Marie, murmurait Myriam, si tu voyais, j'ai un ami ! Et elle cacha sous la table un morceau de son beignet.

Madame Rose avait reçu des nouvelles de Marie qui était tellement bien avec ses nouveaux parents. Une seule ombre au tableau, Myriam son amie qui lui manquait.

Les membres de la famille Haispoir décidèrent de faire une surprise à leur nouvelle fille et ce samedi ils l'emmenèrent à l'orphelinat.

En retrouvant la grande bâtisse aux vieux murs, le jardin, en entendant les cris de ses anciennes camarades qui jouaient, en voyant arriver Madame Rose toujours aussi chaleureuse, Marie glissa sa petite main dans celle de papa Haispoir. Le brave homme regarda sa fille et lui ouvrit grands ses bras.

Qu'il faisait bon être entourée d'amour. Merci ! murmurait Marie. Myriam ne vit pas arriver Marie derrière son gros rocher dans le jardin. Elle était assise dans l'herbe et Marie l'entendait qui parlait... à un mignon souriceau installé au milieu du mouchoir de Myriam, il grignotait une noisette.

- je t'aime très fort lui disait Myriam. Je comprends maintenant ce que disait Marie, rien n'est important dans la vie, ni la maison blanche, ni les richesses, ni les cols toujours propres, mais l'amour que l'on peut donner et recevoir, ça c'est important. 

- Tu me comprends, souriceau ?

- Oui, il le comprend répondirent en cœur Madame Rose et les quatre de la famille Haispoir qui s'assirent à côté de Myriam.

Muriel pris la main de la petite fille et lui dit, vois-tu, nous avons reçu depuis l'arrivée de notre fille Marie, beaucoup d'amour dans notre maison. Il est à donner, le veux-tu ? Jean a besoin d'une autre sœur, Marie, de toi et nous deux d'une seconde fille et même d'un premier enfant souriceau.

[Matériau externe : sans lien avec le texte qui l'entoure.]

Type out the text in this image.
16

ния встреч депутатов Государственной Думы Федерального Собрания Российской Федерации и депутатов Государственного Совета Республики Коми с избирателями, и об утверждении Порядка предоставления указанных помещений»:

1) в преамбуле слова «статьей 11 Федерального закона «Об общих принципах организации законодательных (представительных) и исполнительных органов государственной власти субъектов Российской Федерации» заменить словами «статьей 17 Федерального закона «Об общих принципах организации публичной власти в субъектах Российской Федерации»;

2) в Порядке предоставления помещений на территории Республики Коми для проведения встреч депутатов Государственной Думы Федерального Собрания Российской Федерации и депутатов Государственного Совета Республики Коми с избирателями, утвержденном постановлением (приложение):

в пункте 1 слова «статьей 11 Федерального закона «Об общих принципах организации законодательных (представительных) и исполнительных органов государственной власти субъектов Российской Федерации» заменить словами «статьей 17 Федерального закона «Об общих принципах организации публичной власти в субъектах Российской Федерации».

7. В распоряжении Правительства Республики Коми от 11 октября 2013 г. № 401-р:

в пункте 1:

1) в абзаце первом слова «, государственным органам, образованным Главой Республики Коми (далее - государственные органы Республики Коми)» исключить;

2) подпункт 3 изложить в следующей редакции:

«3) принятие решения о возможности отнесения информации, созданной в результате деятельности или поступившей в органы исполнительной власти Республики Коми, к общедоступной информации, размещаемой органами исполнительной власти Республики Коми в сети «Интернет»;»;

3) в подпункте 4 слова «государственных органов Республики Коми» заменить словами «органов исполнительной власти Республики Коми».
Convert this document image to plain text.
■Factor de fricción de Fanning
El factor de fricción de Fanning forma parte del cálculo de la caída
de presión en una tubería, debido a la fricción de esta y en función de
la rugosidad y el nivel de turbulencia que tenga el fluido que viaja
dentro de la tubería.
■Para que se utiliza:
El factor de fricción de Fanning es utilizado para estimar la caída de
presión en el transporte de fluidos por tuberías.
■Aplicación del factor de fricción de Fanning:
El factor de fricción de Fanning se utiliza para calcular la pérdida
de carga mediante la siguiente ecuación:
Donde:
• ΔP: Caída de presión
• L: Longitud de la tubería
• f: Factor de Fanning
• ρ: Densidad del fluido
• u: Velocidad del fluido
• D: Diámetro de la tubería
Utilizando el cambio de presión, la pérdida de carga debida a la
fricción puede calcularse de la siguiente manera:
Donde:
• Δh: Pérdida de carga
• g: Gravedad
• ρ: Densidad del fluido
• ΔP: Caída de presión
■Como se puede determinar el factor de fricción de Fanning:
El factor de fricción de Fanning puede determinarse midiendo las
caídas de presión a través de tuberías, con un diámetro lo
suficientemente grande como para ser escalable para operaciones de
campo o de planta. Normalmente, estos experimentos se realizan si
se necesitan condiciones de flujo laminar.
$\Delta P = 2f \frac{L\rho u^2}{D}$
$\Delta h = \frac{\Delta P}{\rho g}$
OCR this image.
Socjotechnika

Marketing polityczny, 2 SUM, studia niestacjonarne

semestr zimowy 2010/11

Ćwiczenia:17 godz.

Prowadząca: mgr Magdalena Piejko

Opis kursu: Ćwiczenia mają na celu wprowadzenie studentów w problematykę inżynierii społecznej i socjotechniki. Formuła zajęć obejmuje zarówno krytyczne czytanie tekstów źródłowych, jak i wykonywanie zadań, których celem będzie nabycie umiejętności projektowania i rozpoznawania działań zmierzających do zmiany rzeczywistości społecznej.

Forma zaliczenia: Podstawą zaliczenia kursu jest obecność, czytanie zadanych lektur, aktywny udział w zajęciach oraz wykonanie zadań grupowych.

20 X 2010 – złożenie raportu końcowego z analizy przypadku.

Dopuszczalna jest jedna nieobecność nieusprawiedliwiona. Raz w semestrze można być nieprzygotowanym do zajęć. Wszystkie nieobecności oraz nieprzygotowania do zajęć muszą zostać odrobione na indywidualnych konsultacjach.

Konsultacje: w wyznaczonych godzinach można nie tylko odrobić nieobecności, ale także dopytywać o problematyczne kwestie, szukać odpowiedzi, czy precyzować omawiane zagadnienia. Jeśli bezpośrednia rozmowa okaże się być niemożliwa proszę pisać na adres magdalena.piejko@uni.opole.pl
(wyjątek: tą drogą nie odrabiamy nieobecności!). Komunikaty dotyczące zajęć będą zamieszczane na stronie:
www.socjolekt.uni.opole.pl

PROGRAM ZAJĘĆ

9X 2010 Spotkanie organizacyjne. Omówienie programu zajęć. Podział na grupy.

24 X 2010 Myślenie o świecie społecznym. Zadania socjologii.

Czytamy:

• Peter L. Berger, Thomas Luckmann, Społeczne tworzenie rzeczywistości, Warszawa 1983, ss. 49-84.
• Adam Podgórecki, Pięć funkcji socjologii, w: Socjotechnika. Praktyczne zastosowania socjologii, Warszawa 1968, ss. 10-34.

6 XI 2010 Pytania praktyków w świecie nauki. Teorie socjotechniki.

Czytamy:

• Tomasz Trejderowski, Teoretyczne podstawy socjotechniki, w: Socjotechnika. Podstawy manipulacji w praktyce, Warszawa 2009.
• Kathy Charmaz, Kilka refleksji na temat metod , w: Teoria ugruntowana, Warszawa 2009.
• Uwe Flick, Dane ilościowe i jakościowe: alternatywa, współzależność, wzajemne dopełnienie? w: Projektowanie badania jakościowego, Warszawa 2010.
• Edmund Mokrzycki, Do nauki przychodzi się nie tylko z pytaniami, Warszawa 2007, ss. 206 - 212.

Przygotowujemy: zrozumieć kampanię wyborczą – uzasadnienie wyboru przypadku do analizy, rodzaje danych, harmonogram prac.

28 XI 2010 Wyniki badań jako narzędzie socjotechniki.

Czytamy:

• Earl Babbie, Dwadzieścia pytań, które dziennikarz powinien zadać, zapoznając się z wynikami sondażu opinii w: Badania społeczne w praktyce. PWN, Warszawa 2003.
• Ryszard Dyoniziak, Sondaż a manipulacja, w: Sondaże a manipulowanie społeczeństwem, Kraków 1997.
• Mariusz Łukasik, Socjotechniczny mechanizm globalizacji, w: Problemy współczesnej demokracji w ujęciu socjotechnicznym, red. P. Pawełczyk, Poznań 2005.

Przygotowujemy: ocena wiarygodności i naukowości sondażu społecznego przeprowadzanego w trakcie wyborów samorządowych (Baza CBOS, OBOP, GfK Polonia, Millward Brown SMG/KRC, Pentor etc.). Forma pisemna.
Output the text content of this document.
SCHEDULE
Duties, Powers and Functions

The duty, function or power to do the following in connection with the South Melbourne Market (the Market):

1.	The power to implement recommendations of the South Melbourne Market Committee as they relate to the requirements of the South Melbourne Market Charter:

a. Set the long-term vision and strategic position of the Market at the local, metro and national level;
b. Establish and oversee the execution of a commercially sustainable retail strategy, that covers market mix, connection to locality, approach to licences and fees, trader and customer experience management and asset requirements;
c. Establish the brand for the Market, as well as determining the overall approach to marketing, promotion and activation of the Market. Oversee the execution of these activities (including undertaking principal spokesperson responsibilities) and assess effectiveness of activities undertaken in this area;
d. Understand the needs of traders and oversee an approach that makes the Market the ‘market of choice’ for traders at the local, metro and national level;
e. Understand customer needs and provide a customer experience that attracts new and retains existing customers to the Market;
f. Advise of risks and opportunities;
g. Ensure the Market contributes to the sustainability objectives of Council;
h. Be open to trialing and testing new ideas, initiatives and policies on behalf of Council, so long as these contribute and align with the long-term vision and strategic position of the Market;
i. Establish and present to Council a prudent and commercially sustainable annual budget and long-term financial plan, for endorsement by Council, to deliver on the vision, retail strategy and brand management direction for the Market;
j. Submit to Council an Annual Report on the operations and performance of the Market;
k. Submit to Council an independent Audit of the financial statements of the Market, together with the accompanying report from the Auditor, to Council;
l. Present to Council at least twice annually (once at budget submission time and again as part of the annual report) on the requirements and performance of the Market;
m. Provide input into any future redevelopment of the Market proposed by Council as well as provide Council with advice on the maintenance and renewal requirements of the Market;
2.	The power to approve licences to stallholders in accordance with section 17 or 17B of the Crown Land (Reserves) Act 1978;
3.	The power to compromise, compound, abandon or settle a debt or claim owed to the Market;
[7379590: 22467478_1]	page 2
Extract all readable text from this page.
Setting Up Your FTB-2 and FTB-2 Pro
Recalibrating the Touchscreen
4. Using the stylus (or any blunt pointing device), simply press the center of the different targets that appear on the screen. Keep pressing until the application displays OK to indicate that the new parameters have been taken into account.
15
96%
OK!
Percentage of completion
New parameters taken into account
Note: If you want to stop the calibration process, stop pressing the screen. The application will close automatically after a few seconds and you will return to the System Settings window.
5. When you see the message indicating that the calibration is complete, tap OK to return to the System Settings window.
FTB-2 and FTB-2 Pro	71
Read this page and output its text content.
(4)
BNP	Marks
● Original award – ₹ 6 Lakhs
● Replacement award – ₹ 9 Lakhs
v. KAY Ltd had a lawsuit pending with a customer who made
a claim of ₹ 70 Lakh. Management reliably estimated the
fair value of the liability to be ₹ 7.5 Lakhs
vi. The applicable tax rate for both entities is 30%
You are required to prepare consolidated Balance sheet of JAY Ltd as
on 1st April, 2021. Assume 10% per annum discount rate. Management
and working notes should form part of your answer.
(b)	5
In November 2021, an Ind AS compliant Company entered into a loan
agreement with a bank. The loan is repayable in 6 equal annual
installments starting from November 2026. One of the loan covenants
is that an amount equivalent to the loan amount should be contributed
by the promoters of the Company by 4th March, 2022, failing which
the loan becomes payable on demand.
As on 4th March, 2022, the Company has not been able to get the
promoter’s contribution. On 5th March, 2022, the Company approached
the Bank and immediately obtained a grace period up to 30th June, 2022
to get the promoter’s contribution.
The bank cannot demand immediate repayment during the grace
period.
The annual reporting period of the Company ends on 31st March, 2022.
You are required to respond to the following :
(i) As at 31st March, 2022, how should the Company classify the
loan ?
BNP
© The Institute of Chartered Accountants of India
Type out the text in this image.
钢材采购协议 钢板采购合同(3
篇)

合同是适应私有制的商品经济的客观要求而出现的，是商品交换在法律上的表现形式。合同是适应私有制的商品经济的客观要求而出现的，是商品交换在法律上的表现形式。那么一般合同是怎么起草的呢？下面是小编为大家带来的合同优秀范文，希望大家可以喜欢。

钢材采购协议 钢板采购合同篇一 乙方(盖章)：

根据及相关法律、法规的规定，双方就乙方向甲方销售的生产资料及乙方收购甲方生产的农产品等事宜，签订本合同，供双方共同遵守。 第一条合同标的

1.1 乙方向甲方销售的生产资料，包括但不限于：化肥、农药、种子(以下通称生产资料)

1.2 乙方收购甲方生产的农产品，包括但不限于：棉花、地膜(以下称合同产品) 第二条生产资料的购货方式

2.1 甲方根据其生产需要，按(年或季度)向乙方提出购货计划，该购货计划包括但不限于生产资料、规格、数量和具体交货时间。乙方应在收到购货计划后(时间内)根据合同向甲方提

- Si tu le désires, va préparer tes affaires dit Madame Rose.

Myriam se leva, pris son souriceau, le tendit à Jean et lui dit: tiens-le, pendant que je me prépare.

Marie et Myriam, main dans la main s'engouffrèrent dans la vieille maison grise.

- chère Myriam, dit Marie, tu sais en lui disant Mumu, tu peux manger les lettres et faire Maman.

Et dans le cœur de Myriam chantait maman ... maman. Elle se réjouit d'habiter tout-à-coup dans la petite maison du bûcheron, de renaître dans l'Amour.